O risco de estresse térmico para bovinos leiteiros no Rio Grande do Sul aumentou devido à combinação de altas temperaturas e umidade, conforme aponta a Circular Técnica 33 do Departamento de Diagnóstico e Pesquisa Agropecuária.
Esse fenômeno pode diminuir a ingestão de alimentos, prejudicar a reprodução, aumentar a incidência de doenças e afetar tanto a produção quanto a qualidade do leite. A pesquisa, liderada pela veterinária Adriana Tarouco, visa alertar sobre essa problemática crescente.
O estudo se baseou em dados de temperatura e umidade coletados em 29 estações meteorológicas do Inmet e do Simagro-RS, analisando informações das primaveras e verões entre 2022 e 2025.
✨ Cerca de 70% das regiões avaliadas enfrentaram estresse térmico leve a moderado nos verões de 2023/2024 e 2024/2025.
Os resultados indicam que, mesmo quando as médias do Índice de Temperatura e Umidade (ITU) não mostram estresse, os picos e a duração do desconforto térmico demandam atenção especial por parte dos produtores.

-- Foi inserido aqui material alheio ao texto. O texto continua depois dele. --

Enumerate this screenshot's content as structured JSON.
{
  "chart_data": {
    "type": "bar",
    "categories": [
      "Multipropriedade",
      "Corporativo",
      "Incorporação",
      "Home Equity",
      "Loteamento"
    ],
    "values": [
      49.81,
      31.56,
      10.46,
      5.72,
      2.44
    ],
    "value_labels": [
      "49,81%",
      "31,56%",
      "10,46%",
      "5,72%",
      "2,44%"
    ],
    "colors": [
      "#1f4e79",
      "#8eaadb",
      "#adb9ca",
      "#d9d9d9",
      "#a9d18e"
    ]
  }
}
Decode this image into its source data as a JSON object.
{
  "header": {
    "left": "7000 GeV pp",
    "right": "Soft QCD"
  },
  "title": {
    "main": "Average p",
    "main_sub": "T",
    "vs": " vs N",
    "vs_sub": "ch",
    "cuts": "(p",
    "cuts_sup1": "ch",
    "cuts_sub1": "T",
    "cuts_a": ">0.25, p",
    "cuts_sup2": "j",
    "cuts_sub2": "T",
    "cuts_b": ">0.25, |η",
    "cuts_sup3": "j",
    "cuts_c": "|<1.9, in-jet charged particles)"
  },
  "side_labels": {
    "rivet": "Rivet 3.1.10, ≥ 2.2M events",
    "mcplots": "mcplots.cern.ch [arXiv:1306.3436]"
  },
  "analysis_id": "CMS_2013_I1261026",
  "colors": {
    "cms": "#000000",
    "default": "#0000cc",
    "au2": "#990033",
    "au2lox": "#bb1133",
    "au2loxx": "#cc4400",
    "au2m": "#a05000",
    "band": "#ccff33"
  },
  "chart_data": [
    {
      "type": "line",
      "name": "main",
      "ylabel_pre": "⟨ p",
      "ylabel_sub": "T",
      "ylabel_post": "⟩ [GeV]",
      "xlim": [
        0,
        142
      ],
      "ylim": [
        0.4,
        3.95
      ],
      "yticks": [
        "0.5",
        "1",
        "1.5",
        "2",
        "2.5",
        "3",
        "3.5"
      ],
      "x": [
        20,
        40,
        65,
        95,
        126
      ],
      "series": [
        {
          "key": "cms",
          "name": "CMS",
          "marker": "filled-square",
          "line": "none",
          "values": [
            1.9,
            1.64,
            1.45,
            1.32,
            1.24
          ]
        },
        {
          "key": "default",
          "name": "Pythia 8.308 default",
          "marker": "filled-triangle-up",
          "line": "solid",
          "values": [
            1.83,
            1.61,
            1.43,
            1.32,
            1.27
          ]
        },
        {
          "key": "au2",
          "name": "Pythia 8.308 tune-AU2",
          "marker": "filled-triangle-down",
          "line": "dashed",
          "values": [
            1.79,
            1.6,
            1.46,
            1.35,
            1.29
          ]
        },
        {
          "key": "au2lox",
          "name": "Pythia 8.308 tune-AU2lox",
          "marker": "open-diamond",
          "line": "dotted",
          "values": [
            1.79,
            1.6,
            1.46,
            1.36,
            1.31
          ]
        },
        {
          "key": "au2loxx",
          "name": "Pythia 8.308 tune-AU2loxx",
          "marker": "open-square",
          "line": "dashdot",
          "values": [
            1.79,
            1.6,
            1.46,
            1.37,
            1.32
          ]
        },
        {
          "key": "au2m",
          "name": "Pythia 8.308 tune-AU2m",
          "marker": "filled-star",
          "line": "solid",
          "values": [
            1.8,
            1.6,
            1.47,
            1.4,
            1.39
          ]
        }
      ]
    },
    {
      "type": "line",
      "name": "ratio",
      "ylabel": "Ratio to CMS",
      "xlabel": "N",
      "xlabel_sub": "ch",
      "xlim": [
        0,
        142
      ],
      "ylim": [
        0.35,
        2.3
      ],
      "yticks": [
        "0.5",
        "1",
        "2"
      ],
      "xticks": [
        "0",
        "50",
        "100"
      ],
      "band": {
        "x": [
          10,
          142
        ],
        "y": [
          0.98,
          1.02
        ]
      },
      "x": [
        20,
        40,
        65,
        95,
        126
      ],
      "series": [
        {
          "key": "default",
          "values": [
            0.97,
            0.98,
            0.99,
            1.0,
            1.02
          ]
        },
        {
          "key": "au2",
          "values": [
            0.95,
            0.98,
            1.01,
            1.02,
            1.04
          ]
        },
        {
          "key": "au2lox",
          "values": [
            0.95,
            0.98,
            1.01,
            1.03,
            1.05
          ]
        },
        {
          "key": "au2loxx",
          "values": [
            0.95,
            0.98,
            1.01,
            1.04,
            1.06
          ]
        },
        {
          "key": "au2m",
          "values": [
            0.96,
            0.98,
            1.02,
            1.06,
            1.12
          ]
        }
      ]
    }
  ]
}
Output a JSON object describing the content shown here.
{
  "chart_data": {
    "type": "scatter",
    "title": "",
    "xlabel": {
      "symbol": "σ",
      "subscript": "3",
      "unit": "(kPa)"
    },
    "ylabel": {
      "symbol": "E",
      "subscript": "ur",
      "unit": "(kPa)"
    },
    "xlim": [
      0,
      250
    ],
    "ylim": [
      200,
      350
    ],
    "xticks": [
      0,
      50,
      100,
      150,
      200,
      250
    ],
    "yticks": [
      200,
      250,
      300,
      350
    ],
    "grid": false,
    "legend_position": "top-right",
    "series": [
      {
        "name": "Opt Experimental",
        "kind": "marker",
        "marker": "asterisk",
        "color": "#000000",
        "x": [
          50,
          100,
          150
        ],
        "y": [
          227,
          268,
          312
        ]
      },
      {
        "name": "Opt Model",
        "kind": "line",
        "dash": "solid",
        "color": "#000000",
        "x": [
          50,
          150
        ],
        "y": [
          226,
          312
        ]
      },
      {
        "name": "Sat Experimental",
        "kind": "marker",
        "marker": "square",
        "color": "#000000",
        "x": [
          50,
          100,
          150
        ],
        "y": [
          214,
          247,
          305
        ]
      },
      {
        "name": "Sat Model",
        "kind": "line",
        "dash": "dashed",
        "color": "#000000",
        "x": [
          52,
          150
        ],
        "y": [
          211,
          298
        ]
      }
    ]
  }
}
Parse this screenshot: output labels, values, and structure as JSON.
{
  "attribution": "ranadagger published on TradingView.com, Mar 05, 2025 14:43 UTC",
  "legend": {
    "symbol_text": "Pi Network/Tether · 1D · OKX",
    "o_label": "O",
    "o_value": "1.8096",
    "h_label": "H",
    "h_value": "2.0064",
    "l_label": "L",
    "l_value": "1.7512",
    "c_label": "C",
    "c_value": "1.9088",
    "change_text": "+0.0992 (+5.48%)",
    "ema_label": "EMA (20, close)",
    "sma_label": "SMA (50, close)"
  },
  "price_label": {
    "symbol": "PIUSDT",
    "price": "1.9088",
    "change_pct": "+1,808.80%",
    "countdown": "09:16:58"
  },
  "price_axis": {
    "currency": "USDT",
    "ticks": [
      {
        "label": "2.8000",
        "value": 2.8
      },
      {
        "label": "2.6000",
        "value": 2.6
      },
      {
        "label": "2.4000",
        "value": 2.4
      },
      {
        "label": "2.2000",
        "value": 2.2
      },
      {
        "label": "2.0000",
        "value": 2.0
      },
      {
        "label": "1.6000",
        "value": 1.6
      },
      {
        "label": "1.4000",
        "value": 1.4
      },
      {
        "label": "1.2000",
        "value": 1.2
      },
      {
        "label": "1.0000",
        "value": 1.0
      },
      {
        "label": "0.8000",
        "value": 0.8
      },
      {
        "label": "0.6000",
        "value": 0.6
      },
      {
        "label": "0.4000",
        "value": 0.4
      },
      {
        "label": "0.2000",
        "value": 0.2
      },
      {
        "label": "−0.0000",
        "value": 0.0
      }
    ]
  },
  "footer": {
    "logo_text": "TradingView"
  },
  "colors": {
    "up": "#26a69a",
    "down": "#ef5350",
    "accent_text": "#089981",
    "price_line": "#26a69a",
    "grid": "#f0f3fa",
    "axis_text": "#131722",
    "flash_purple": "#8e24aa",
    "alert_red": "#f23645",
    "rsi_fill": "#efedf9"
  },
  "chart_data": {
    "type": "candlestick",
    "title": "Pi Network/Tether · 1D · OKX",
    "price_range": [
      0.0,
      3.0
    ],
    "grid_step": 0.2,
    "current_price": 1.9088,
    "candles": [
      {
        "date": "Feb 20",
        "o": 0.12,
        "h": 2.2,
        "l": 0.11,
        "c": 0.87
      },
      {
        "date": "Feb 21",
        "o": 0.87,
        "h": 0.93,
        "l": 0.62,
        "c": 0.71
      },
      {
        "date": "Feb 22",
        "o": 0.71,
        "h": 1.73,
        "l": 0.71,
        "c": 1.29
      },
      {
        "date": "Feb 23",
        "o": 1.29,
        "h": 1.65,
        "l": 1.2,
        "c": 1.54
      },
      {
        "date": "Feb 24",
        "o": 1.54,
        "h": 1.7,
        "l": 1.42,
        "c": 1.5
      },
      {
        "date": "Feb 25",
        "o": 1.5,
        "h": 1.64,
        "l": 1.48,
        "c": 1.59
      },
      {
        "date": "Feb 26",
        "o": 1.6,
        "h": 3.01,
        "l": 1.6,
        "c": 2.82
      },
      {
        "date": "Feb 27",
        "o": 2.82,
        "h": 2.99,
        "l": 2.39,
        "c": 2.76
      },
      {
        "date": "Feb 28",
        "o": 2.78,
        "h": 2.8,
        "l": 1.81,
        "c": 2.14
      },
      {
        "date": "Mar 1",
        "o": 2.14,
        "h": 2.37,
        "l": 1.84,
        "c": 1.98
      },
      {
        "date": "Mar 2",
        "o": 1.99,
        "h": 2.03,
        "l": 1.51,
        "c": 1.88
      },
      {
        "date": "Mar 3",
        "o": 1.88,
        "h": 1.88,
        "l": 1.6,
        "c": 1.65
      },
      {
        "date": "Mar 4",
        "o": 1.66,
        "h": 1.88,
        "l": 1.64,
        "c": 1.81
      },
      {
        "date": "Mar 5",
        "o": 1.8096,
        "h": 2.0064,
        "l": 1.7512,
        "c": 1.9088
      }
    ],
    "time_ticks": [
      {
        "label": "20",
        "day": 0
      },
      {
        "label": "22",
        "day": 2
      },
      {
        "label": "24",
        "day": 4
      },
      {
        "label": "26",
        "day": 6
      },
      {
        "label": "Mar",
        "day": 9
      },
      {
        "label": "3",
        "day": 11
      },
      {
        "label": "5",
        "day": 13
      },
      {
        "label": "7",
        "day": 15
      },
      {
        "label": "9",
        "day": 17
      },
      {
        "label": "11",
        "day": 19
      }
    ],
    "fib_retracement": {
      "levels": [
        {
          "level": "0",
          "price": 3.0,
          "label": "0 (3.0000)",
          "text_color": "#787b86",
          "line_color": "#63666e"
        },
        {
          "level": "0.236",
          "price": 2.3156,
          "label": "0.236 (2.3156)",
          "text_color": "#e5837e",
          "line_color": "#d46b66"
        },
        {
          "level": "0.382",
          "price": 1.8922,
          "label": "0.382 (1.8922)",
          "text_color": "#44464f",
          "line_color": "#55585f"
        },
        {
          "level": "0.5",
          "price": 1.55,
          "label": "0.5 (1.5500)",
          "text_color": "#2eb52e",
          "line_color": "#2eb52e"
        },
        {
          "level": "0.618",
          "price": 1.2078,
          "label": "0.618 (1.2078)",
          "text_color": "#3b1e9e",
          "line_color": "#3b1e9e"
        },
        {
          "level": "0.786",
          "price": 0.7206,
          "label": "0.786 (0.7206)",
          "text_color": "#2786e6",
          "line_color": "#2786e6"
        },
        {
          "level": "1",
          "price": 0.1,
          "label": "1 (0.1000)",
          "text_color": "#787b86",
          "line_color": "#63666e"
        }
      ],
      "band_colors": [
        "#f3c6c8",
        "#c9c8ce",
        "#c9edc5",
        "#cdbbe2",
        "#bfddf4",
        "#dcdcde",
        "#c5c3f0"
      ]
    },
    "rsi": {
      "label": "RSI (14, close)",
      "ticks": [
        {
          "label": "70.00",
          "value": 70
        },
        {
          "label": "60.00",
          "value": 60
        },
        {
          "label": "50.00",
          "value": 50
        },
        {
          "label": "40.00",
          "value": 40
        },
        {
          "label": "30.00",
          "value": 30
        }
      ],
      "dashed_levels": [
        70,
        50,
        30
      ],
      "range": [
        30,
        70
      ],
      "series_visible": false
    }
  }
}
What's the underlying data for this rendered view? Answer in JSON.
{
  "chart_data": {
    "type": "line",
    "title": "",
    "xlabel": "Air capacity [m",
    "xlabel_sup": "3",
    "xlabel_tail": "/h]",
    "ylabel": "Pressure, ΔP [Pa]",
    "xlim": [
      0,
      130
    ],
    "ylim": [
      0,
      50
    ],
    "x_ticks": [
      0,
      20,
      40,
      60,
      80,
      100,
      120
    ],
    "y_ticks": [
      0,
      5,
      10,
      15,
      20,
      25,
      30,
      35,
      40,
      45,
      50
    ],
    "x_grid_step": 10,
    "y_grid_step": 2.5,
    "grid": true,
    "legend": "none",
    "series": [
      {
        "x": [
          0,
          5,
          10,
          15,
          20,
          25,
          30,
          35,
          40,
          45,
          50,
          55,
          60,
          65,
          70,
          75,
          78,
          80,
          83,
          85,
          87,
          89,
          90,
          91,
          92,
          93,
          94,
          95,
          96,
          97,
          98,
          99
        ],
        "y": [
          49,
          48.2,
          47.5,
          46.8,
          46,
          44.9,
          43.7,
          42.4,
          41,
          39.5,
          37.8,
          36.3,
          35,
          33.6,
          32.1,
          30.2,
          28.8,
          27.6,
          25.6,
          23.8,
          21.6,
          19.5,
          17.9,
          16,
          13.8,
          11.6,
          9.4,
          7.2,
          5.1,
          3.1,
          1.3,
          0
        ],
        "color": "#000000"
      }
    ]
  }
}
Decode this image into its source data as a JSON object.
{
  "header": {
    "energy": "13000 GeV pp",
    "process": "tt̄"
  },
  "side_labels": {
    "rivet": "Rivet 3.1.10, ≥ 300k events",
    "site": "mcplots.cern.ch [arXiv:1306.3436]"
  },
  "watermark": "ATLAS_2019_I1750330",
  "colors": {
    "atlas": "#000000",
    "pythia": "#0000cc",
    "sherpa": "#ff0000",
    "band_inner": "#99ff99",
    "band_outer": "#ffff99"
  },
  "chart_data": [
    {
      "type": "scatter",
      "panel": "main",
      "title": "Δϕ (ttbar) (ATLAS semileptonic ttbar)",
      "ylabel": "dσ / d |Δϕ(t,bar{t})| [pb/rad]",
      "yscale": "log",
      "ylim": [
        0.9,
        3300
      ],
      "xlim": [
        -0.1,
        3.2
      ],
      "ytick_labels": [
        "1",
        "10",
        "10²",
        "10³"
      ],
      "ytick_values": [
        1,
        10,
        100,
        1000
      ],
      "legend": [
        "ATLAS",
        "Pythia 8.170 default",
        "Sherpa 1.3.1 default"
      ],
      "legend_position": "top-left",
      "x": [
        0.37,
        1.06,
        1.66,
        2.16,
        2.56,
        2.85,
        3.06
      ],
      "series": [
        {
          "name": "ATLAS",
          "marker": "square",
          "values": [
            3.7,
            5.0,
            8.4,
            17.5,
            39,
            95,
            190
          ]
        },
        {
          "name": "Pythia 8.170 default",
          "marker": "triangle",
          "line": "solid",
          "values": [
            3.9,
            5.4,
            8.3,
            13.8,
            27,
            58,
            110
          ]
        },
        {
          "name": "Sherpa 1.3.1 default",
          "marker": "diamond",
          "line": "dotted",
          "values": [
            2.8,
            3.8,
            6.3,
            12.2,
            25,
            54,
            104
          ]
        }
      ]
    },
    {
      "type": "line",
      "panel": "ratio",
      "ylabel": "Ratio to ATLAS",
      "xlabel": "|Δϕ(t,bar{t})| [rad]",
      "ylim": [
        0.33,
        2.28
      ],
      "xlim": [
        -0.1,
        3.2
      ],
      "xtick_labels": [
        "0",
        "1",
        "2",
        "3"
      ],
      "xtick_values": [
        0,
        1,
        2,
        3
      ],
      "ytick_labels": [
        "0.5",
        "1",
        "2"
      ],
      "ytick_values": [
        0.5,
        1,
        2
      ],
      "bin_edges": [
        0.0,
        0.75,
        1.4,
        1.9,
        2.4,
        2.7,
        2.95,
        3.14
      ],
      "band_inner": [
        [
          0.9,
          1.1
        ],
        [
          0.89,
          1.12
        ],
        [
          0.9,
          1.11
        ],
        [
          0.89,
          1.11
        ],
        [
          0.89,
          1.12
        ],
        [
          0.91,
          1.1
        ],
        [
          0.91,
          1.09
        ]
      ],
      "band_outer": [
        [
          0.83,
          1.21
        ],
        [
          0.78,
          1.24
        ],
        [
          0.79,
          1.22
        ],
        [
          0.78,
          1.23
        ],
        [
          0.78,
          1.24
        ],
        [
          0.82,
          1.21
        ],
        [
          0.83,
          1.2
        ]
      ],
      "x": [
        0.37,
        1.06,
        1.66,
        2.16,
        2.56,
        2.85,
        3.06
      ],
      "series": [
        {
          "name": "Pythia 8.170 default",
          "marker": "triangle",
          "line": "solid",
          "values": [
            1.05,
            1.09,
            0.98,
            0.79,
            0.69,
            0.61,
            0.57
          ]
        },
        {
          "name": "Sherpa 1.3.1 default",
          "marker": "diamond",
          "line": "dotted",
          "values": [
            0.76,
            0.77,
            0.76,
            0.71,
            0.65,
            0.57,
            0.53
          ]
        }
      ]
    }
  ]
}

Ivonete Tazzo, outra pesquisadora envolvida, destacou que as áreas mais afetadas incluem o Vale do Uruguai e a Depressão Central, que estão em altitudes mais baixas e, portanto, mais suscetíveis ao calor.
No verão de 2023/2024, o Vale do Uruguai experimentou 30,6% das horas em conforto térmico, enquanto o Baixo Vale do Uruguai registrou apenas 25,2%. Para o ciclo seguinte, as condições no Baixo Vale do Uruguai se tornaram ainda mais críticas.
Diante desses desafios, a circular sugere que os produtores realizem monitoramento constante das condições climáticas e adotem medidas como sombreamento, fornecimento adequado de água fresca e cuidados especiais durante períodos de onda de calor.
Além disso, recomenda-se ajustes no manejo alimentar e estratégias regionalizadas, já que áreas de maior altitude têm demonstrado condições mais favoráveis para o bem-estar dos bovinos.